More good news: A baby in Florida and a baby in Colorado have been born with COVID antibodies after their mothers received the vaccine during pregnancy. Early studies also point to protective antibodies being passed through the breast milk of those who have been vaccinated.
Your best bet? To discuss options with your doctor.
Is it safe for people with allergies?
Early Pfizer vaccine distribution in the U.K. sparked warnings that those with severe allergies should not receive the vaccine, but Americans with allergies have received the OK to get it—though they'll have to discuss with their doctors first and be monitored following vaccination.
“People that do report those types of anaphylactic reactions to other vaccines or injectables — they can still get the vaccine, but they should be counseled about the unknown risks of developing a severe allergic reaction and balance these risks against the benefit of vaccination,” said Sarah Mbaeyi, a medical officer with the CDC’s National Center for Immunization and Respiratory Diseases.
If you or your child have a history of allergic reactions, you should speak with your doctor before getting vaccinated.
How will I know if my family should get the COVID-19 vaccine?
"We understand that some people may be concerned about getting vaccinated once a COVID-19 vaccine is available in the United States," said the CDC. "While these vaccines are being developed as quickly as possible, routine processes and procedures remain in place to ensure the safety of any vaccine that is authorized or approved for use. Safety is a top priority, and there are many reasons to get vaccinated."
According to the CDC, getting the coronavirus vaccine may help you from becoming seriously ill if you do get COVID-19, but it will also help those around you from becoming sick.
Health experts agree that families should let the vaccine data speak for itself once testing is complete. The FDA and government officials will share ongoing vaccination guidance, but you should check with local health officials and your doctor about your family's vaccine plan.
OK, I'm vaccinated—now what?
Finally some good news: New guidance from the CDC suggests that people who have been fully vaccinated can start to safely enjoy some of the things they've put on hold during the pandemic.

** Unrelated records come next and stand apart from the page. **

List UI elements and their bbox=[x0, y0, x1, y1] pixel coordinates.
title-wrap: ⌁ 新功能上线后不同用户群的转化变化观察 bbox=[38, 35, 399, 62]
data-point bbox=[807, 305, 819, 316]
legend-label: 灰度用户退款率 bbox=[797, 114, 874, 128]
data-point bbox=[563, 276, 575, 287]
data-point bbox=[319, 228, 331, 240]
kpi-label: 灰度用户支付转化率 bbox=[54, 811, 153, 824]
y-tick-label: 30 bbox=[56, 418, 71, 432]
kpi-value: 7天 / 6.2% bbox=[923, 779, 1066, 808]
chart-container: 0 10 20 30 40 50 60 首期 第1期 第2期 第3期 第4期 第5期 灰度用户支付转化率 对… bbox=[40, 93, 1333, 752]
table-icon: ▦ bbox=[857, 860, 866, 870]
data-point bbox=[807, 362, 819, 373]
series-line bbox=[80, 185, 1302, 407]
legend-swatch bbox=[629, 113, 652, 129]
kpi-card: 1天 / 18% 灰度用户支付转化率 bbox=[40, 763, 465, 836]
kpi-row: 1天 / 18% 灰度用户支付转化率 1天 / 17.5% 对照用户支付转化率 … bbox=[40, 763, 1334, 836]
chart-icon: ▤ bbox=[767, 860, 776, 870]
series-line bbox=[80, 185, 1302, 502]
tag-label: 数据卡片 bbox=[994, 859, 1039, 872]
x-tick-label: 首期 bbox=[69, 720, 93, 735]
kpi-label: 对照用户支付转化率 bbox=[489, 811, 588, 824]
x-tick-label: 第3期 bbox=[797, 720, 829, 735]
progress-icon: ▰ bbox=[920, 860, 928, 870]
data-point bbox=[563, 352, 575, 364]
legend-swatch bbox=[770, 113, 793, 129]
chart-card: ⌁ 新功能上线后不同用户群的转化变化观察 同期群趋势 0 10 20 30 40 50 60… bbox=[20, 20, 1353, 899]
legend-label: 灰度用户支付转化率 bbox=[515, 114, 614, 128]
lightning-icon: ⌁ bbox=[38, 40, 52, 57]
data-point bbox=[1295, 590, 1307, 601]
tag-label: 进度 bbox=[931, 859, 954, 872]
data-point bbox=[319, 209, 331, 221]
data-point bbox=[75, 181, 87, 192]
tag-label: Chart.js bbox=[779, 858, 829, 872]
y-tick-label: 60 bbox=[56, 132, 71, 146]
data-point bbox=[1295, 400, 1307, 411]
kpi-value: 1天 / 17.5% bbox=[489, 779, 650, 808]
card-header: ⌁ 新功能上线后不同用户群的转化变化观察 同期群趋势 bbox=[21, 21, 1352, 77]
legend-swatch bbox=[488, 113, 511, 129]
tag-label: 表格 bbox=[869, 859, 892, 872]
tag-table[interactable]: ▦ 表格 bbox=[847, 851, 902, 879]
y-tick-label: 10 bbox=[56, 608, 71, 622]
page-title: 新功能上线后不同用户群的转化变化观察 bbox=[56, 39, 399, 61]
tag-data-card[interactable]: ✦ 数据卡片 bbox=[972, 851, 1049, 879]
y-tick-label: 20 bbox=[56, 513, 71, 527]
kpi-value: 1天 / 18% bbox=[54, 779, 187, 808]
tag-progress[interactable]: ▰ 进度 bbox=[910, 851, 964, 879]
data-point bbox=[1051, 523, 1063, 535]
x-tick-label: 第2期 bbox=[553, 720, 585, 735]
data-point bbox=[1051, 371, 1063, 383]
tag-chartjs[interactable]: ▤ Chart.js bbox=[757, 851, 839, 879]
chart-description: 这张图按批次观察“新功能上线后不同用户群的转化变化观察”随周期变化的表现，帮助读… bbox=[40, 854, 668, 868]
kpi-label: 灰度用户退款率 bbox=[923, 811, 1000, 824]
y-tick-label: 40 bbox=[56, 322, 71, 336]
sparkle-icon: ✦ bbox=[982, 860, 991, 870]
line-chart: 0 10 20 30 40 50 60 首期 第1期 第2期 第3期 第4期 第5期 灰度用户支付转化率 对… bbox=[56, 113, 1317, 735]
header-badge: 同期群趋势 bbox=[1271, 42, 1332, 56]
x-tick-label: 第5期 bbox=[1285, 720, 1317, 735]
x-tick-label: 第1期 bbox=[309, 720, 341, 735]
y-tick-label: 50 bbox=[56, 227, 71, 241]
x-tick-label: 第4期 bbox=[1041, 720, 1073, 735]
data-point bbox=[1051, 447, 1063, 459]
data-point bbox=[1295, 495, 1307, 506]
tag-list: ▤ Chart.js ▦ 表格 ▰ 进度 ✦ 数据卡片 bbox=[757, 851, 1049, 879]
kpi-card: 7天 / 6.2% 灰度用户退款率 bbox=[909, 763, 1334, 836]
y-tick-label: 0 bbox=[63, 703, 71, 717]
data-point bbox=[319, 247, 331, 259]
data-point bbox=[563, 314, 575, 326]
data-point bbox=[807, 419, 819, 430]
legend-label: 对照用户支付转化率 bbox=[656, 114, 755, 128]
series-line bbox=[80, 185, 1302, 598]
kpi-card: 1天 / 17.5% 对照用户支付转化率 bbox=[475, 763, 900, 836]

You're considered fully vaccinated two weeks after receiving the second dose of the Pfizer or Moderna vaccines or two weeks after receiving the single shot from Johnson & Johnson. Here's what you can do once that happens:
- Gather indoors without masks with other fully vaccinated people
- Gather indoors without masks with unvaccinated people from another household (unless one of those unvaccinated people is considered high risk for COVID-19)
- You can skip out on quarantining or getting tested if you've been exposed to someone who has COVID-19 unless you start to exhibit symptoms
The CDC does still recommend taking precautions—like wearing a mask, social distancing, and avoiding large crowds—when you're out in public and gathering with larger groups of unvaccinated people. Travel is mostly OK once you've been vaccinated as long as you're taking precautions, and although you won't need to quarantine if you've been exposed to COVID-19, you should get tested and stay home if you start to exhibit symptoms.
It's also very possible that fully vaccinated individuals will need to receive booster shots within 12 months, and another yearly dose after that (sort of like with the flu shot), but we'll know more in the coming weeks and months.